Obviously, the result is a disaster, with Universities jumping into “hot”, “cutting edge” courses feet first, some of them (like mine) with all the requisite hardware, but no experienced or established people. No real professors who do real research work. Of course, most universities I know of don’t give profs/lecturers time to do anything but speak, but that is an issue for a different rant. The students who are produced are confused more often than not, and since they joined such a broad based course, have no idea where they are going.

So, with your fingers stuck in several pies, what are the odds that you’ll actually know something in the field? Wouldn’t it be better to do a course in say, biophysics, and then go to bioinformatics? At least in India? (But where is a good biophysics course? And this assumes that you know what you want to do at 17-18. Most of us are not that lucky.)

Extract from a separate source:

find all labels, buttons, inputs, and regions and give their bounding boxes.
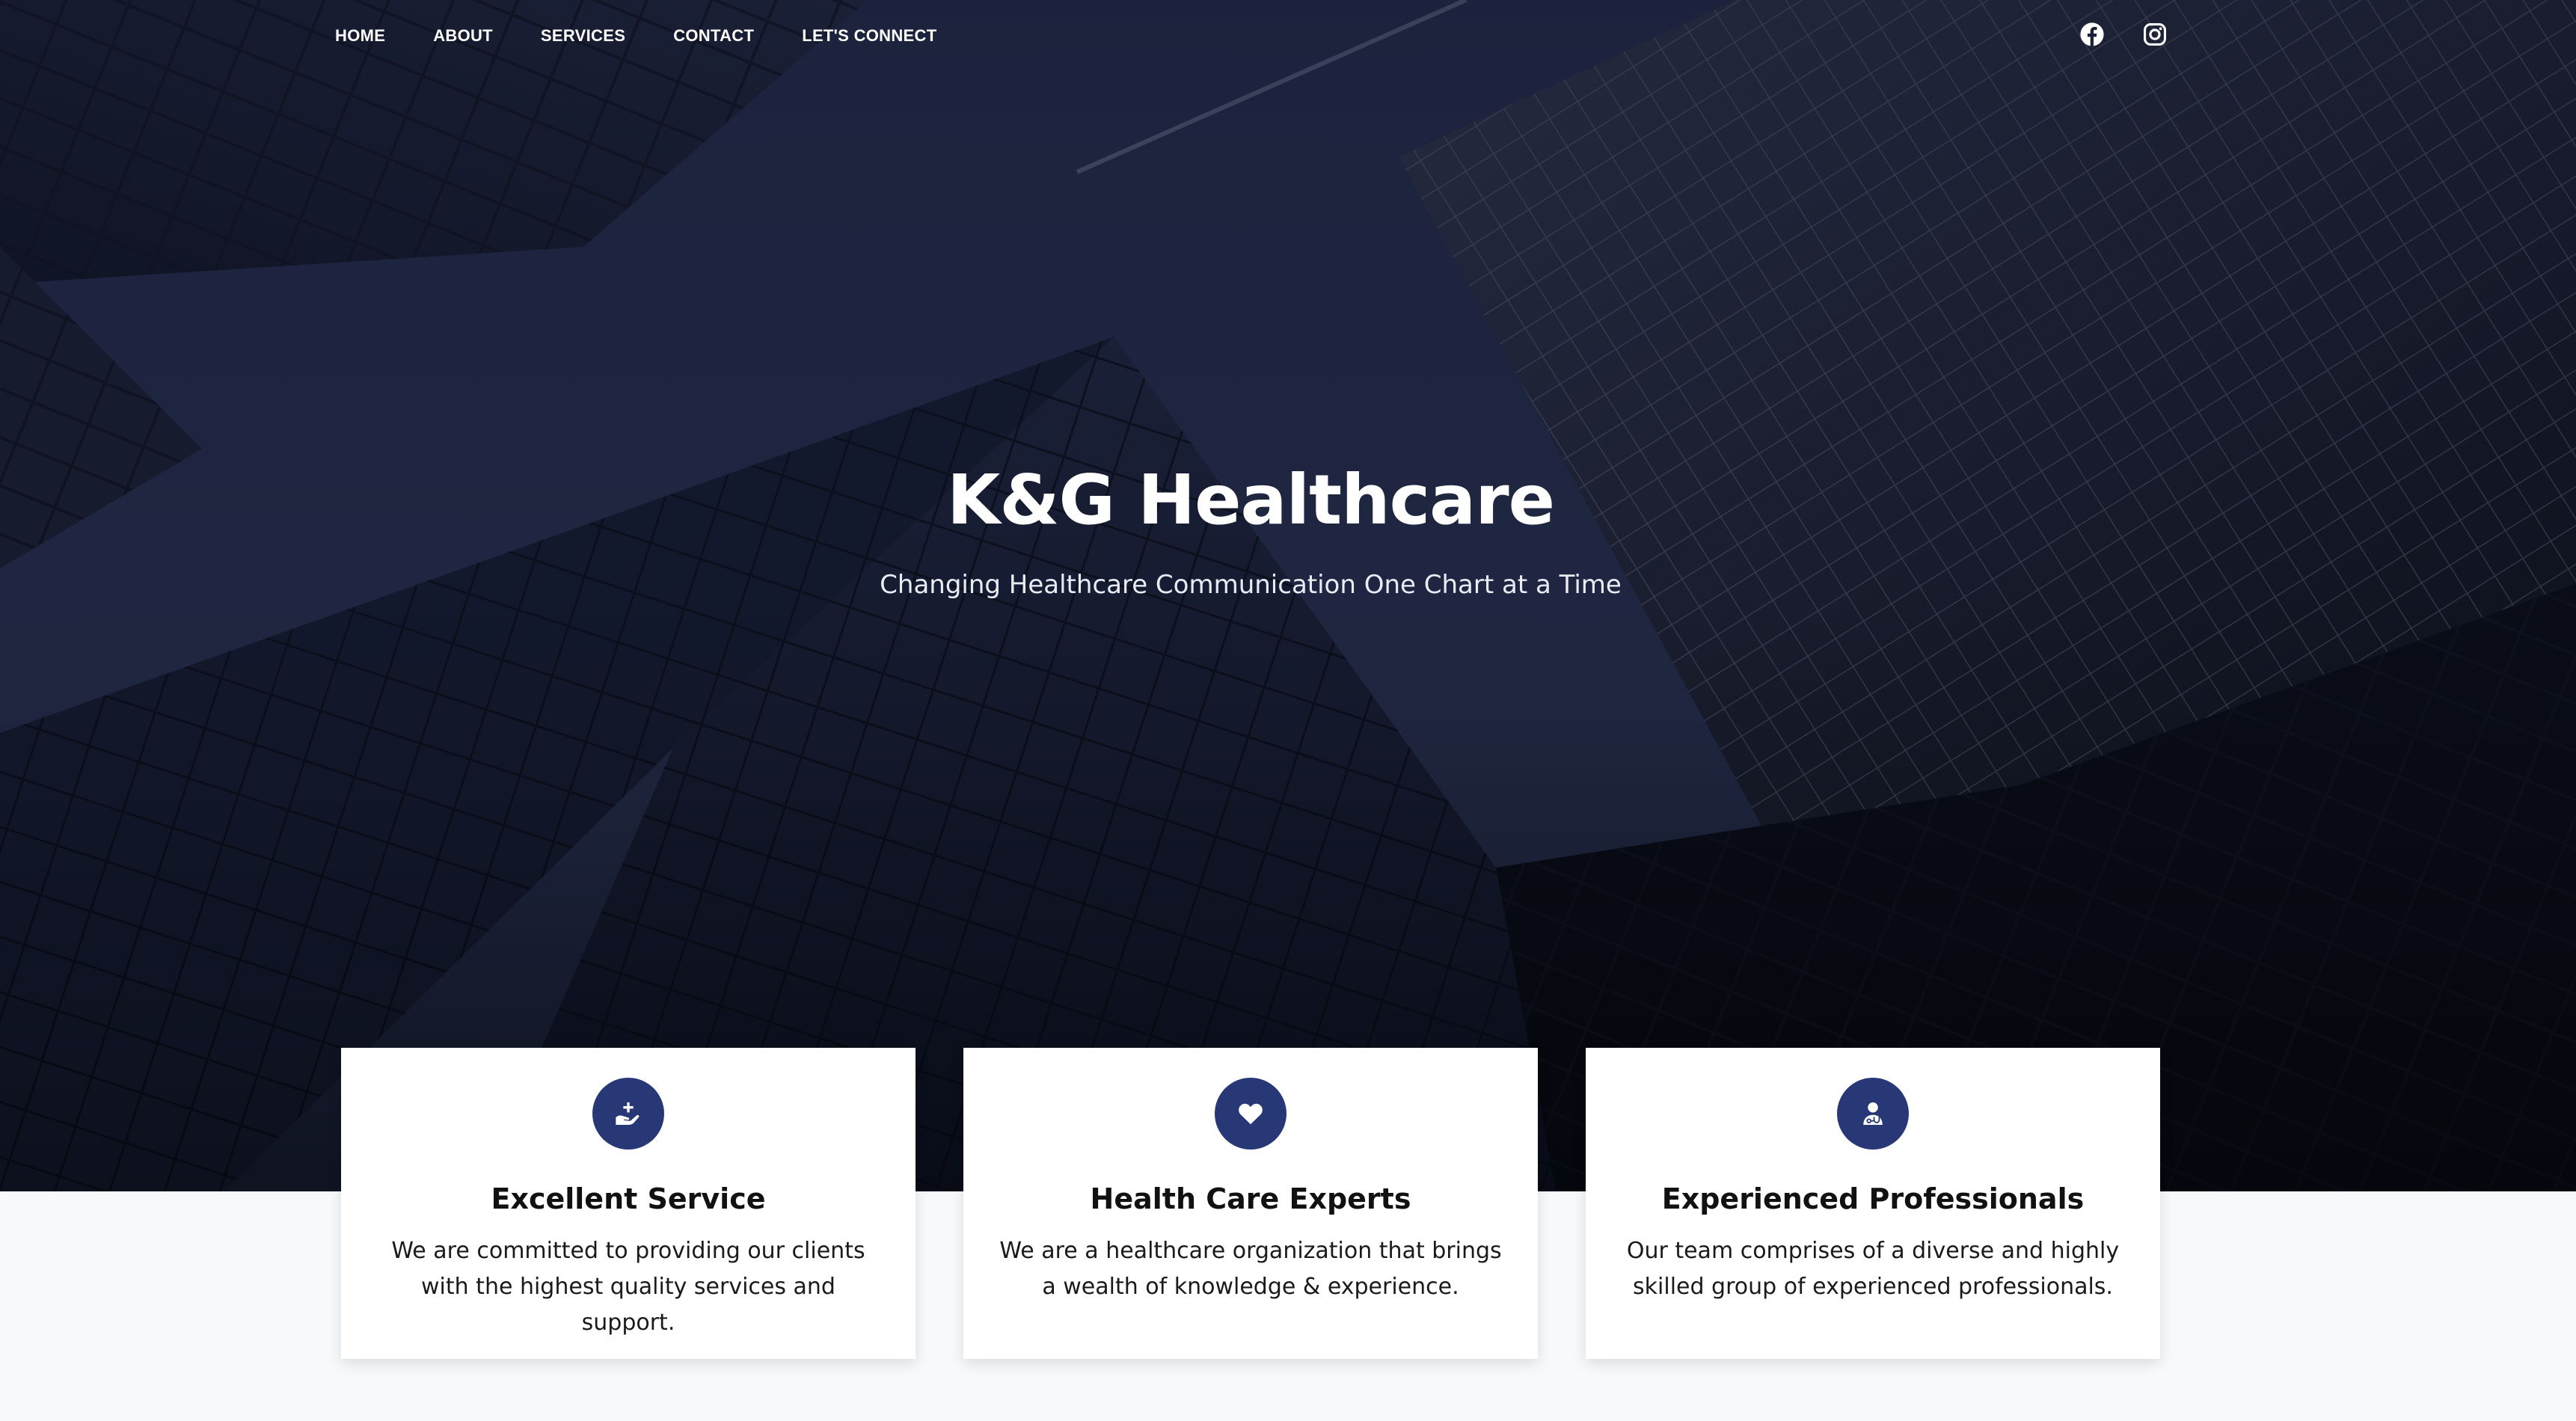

Bioinformatics, I believe, is not a specialization like most (respected) industry people and research scientists believe. It is a base course to leap into an interesting field, it allows you to have a good general idea, the big picture. It is an amalgamation of a number of streams, and so being rather new, it’s still in the turbulent phase. It is what will one day, I imagine, be essential to most biology related fields, maybe even others, and be integrated so throughly that it might lose its identity as a field. Maybe. I imagine it will eventually stop being an imperfect patchwork quilt of courses and start being a solid base course. It’s like doing a B. Sc. physics when you are confused. You can go where you want. And you have time to figure it out. Four whole years. (Far be it from me to compare it to Physics. Physics is the mother of all science. B. Sc. Biology is irrelevent with the course contents these days. B. Sc. Maths rarely has the type of teachers that one need to be really interested in it. Unless you are in IIT. Then, of course, you are in IIT).

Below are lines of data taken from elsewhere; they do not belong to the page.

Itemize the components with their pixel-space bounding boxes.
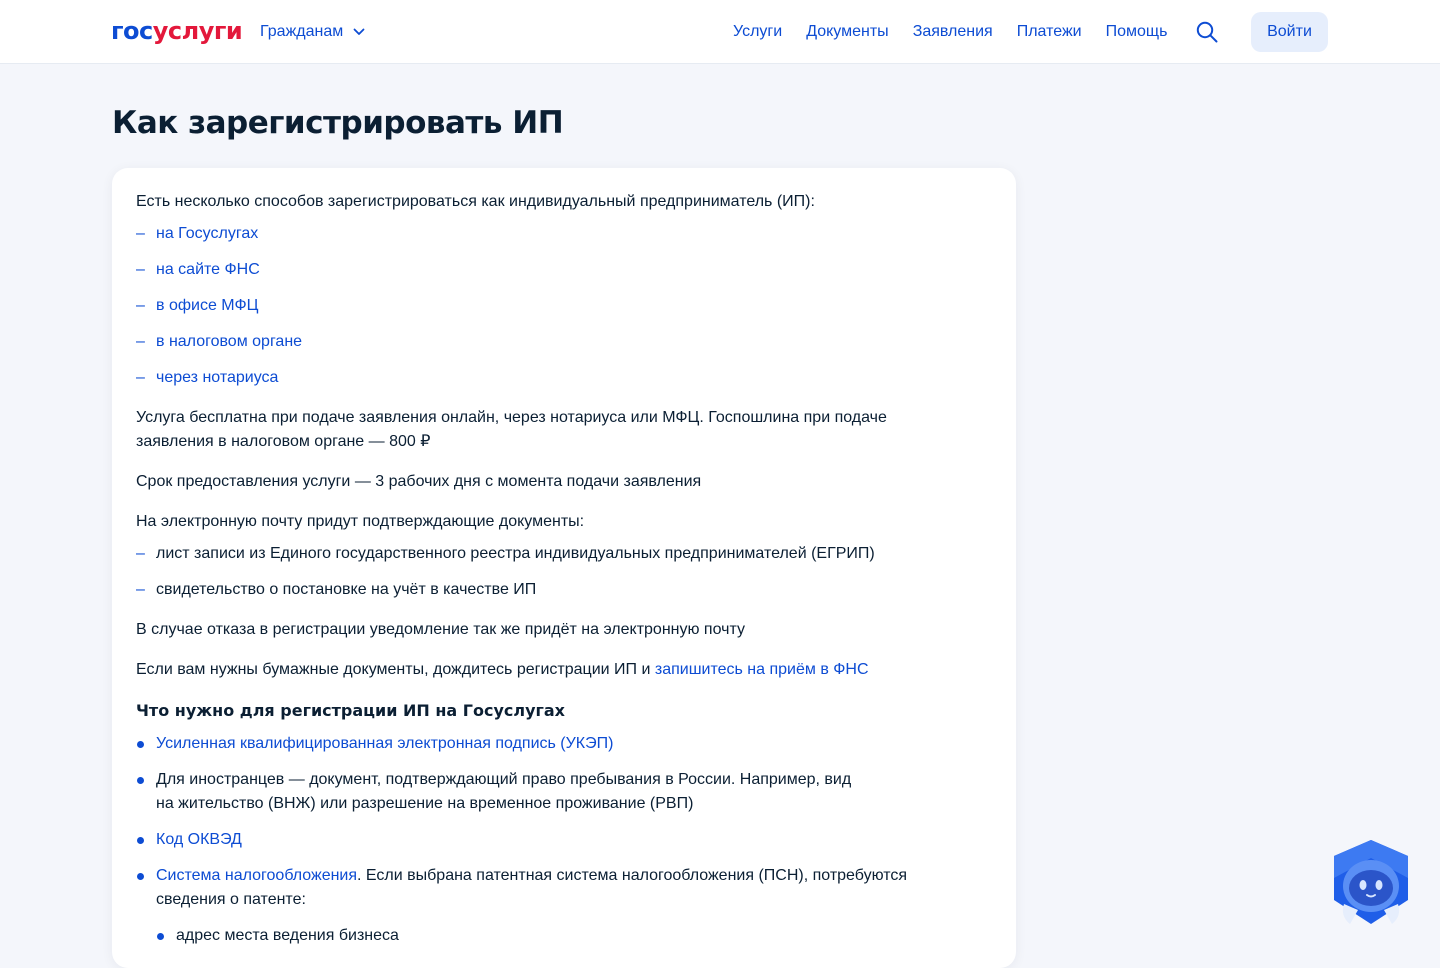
nav-documents[interactable]: Документы [806, 23, 888, 41]
site-header: госуслуги Гражданам Услуги Документы Зая… [0, 0, 1440, 64]
logo-part-uslugi: услуги [152, 17, 243, 45]
paper-docs-text: Если вам нужны бумажные документы, дожди… [136, 661, 651, 678]
way-notary-link[interactable]: через нотариуса [156, 369, 278, 386]
okved-link[interactable]: Код ОКВЭД [156, 831, 242, 848]
search-icon[interactable] [1196, 21, 1218, 43]
audience-label: Гражданам [260, 23, 344, 40]
requirements-list: Усиленная квалифицированная электронная … [136, 732, 986, 948]
way-tax-office-link[interactable]: в налоговом органе [156, 333, 302, 350]
ukep-link[interactable]: Усиленная квалифицированная электронная … [156, 735, 613, 752]
fns-appointment-link[interactable]: запишитесь на приём в ФНС [655, 661, 869, 678]
way-gosuslugi-link[interactable]: на Госуслугах [156, 225, 258, 242]
way-fns-link[interactable]: на сайте ФНС [156, 261, 260, 278]
article-card: Есть несколько способов зарегистрировать… [112, 168, 1016, 968]
main-nav: Услуги Документы Заявления Платежи Помощ… [733, 20, 1191, 44]
robot-assistant-icon[interactable] [1328, 838, 1414, 928]
list-item: в офисе МФЦ [136, 294, 986, 318]
list-item: Система налогообложения. Если выбрана па… [136, 864, 976, 948]
nav-payments[interactable]: Платежи [1017, 23, 1082, 41]
list-item: Код ОКВЭД [136, 828, 986, 852]
list-item: адрес места ведения бизнеса [156, 924, 976, 948]
list-item: лист записи из Единого государственного … [136, 542, 986, 566]
gosuslugi-logo[interactable]: госуслуги [111, 16, 243, 46]
way-mfc-link[interactable]: в офисе МФЦ [156, 297, 258, 314]
fee-text: Услуга бесплатна при подаче заявления он… [136, 409, 887, 450]
requirements-title: Что нужно для регистрации ИП на Госуслуг… [136, 701, 565, 720]
logo-part-gos: гос [111, 17, 153, 45]
registration-ways-list: на Госуслугах на сайте ФНС в офисе МФЦ в… [136, 222, 986, 390]
patent-info-list: адрес места ведения бизнеса [156, 924, 976, 948]
chevron-down-icon [353, 28, 365, 35]
article-content: Есть несколько способов зарегистрировать… [136, 190, 986, 964]
term-text: Срок предоставления услуги — 3 рабочих д… [136, 473, 702, 490]
refusal-text: В случае отказа в регистрации уведомлени… [136, 621, 745, 638]
tax-system-link[interactable]: Система налогообложения [156, 867, 357, 884]
email-docs-text: На электронную почту придут подтверждающ… [136, 513, 585, 530]
list-item: через нотариуса [136, 366, 986, 390]
list-item: свидетельство о постановке на учёт в кач… [136, 578, 986, 602]
audience-selector[interactable]: Гражданам [260, 20, 365, 44]
nav-services[interactable]: Услуги [733, 23, 782, 41]
list-item: на Госуслугах [136, 222, 986, 246]
list-item: в налоговом органе [136, 330, 986, 354]
list-item: Для иностранцев — документ, подтверждающ… [136, 768, 856, 816]
login-button[interactable]: Войти [1251, 12, 1328, 52]
list-item: на сайте ФНС [136, 258, 986, 282]
nav-help[interactable]: Помощь [1106, 23, 1168, 41]
paper-docs-paragraph: Если вам нужны бумажные документы, дожди… [136, 658, 986, 682]
page-title: Как зарегистрировать ИП [112, 105, 564, 141]
nav-applications[interactable]: Заявления [913, 23, 993, 41]
email-docs-list: лист записи из Единого государственного … [136, 542, 986, 602]
intro-text: Есть несколько способов зарегистрировать… [136, 193, 815, 210]
list-item: Усиленная квалифицированная электронная … [136, 732, 986, 756]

I still think it is an amazing place to be. Only, with industry deciding that B.Tech. students don’t know anything (can’t blame them), and research groups asking, “but what do you KNOW?” (with no chance of launching into the What is Knowledge? and the Transcience of IT All), one can feel incredibly lost for options.

I can’t wait for it to grow up and become a solid stream, like computer science did, so I can say I told you so.

* I do actually know the answers to that. But the average B.Tech. or M.Sc. Bioinformatics student does not.